In Lab3 - using PIG to calculate risk factor, the PIG script mentioned is:
a = LOAD 'geolocation' using org.apache.hive.hcatalog.pig.HCatLoader(); b = filter a by event != 'normal'; c = foreach b generate driverid, event, (int) '1' as occurance; d = group c by driverid; e = foreach d generate group as driverid, SUM(c.occurance) as t_occ; g = LOAD 'drivermileage' using org.apache.hive.hcatalog.pig.HCatLoader(); h = join e by driverid, g by driverid; final_data = foreach h generate $0 as driverid, $1 as events, $3 as totmiles, (float) $3/$1 as riskfactor; store final_data into 'riskfactor' using org.apache.hive.hcatalog.pig.HCatStorer();
I tried doing the same using HIVE. Below is HIVE script:
CREATE TABLE riskfactor_hive STORED AS ORC AS select t2.driverid as driverid, t2.events as events, dm.totmiles as totmiles, dm.totmiles/t2.events as riskfactor from ( select t1.driverid, count(t1.occurance) as events from ( select driverid, event, 1 as occurance from geolocation where event != 'normal' ) t1 group by t1.driverid ) t2 join drivermileage dm on t2.driverid = dm.driverid ;
Can we further optimise the HIVE script to make it run even faster?
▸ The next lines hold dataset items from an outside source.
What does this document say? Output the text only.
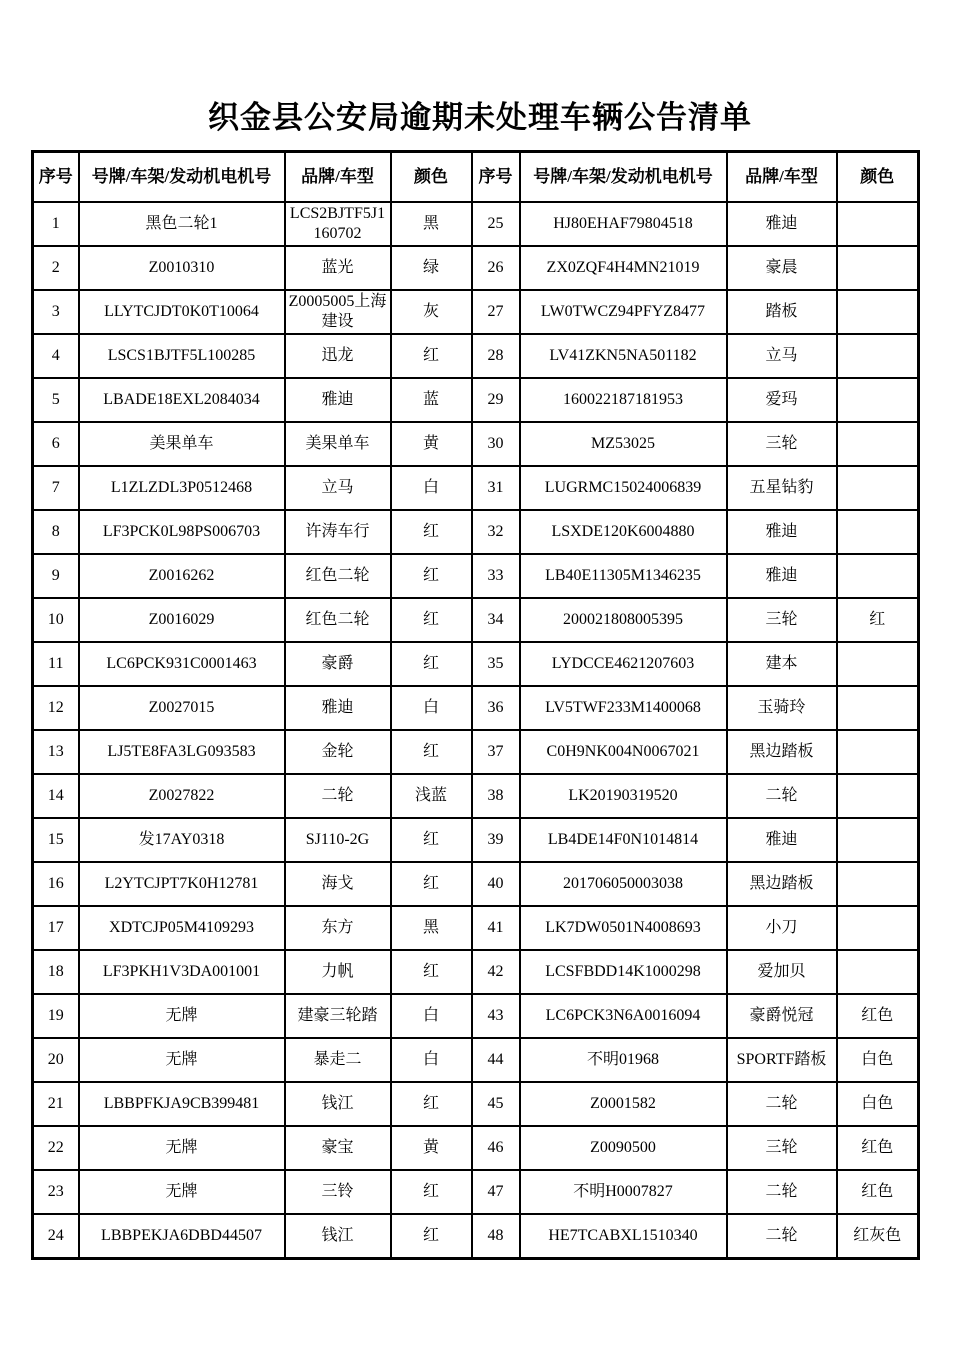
织金县公安局逾期未处理车辆公告清单
序号	号牌/车架/发动机电机号	品牌/车型	颜色	序号	号牌/车架/发动机电机号	品牌/车型	颜色
1	黑色二轮1	LCS2BJTF5J1160702	黑	25	HJ80EHAF79804518	雅迪	
2	Z0010310	蓝光	绿	26	ZX0ZQF4H4MN21019	豪晨	
3	LLYTCJDT0K0T10064	Z0005005上海建设	灰	27	LW0TWCZ94PFYZ8477	踏板	
4	LSCS1BJTF5L100285	迅龙	红	28	LV41ZKN5NA501182	立马	
5	LBADE18EXL2084034	雅迪	蓝	29	160022187181953	爱玛	
6	美果单车	美果单车	黄	30	MZ53025	三轮	
7	L1ZLZDL3P0512468	立马	白	31	LUGRMC15024006839	五星钻豹	
8	LF3PCK0L98PS006703	许涛车行	红	32	LSXDE120K6004880	雅迪	
9	Z0016262	红色二轮	红	33	LB40E11305M1346235	雅迪	
10	Z0016029	红色二轮	红	34	200021808005395	三轮	红
11	LC6PCK931C0001463	豪爵	红	35	LYDCCE4621207603	建本	
12	Z0027015	雅迪	白	36	LV5TWF233M1400068	玉骑玲	
13	LJ5TE8FA3LG093583	金轮	红	37	C0H9NK004N0067021	黑边踏板	
14	Z0027822	二轮	浅蓝	38	LK20190319520	二轮	
15	发17AY0318	SJ110-2G	红	39	LB4DE14F0N1014814	雅迪	
16	L2YTCJPT7K0H12781	海戈	红	40	201706050003038	黑边踏板	
17	XDTCJP05M4109293	东方	黑	41	LK7DW0501N4008693	小刀	
18	LF3PKH1V3DA001001	力帆	红	42	LCSFBDD14K1000298	爱加贝	
19	无牌	建豪三轮踏	白	43	LC6PCK3N6A0016094	豪爵悦冠	红色
20	无牌	暴走二	白	44	不明01968	SPORTF踏板	白色
21	LBBPFKJA9CB399481	钱江	红	45	Z0001582	二轮	白色
22	无牌	豪宝	黄	46	Z0090500	三轮	红色
23	无牌	三铃	红	47	不明H0007827	二轮	红色
24	LBBPEKJA6DBD44507	钱江	红	48	HE7TCABXL1510340	二轮	红灰色
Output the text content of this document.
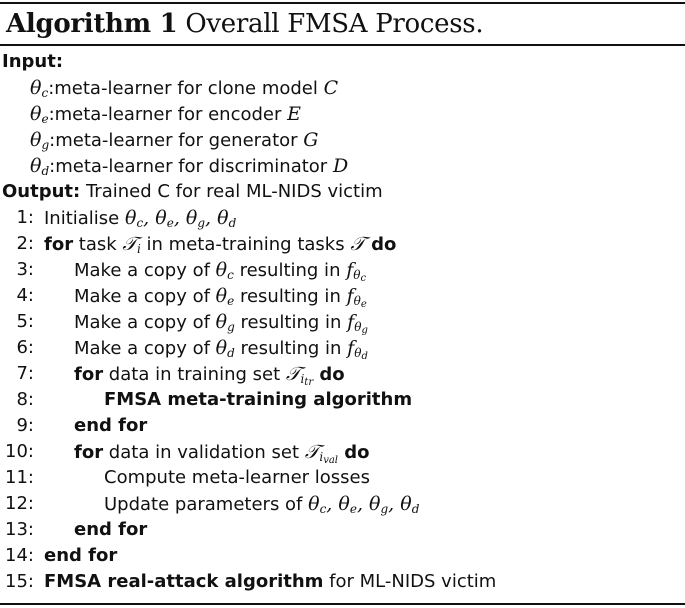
Algorithm 1 Overall FMSA Process.
Input:
$\theta_c:meta$-learner for clone model C
$\theta_e:meta$-learner for encoder E
$\theta_g:meta$-learner for generator G
$\theta_d:meta$-learner for discriminator D
Output: Trained C for real ML-NIDS victim
1: Initialise $\theta_c$, $\theta_e$, $\theta_g$, $\theta_d$
2: for task 𝒯$_i$ in meta-training tasks 𝒯 do
3: Make a copy of $\theta_c$ resulting in $f_{\theta_c}$
4: Make a copy of $\theta_e$ resulting in $f_{\theta_e}$
5: Make a copy of $\theta_g$ resulting in $f_{\theta_g}$
6: Make a copy of $\theta_d$ resulting in $f_{\theta_d}$
7: for data in training set 𝒯$_{i_{tr}}$ do
8:	FMSA meta-training algorithm
9: end for
10: for data in validation set 𝒯$_{i_{val}}$ do
11:	Compute meta-learner losses
12:	Update parameters of $\theta_c$, $\theta_e$, $\theta_g$, $\theta_d$
13: end for
14: end for
15: FMSA real-attack algorithm for ML-NIDS victim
Hi @Vaibhav Yadav, I won't comment on the SQL optimisation (perhaps someone else can), but you can do a lot of tuning to improve Hive performance and there are a lot of articles in the community to advise you. First of all, you should be using Tez as the hive execution engine instead of MapReduce and then you can do a lot of further tweaks: see for example this article which provides some advice on tuning Tez.
I'll leave the thread open for others to comment further, but this will definitely get you started!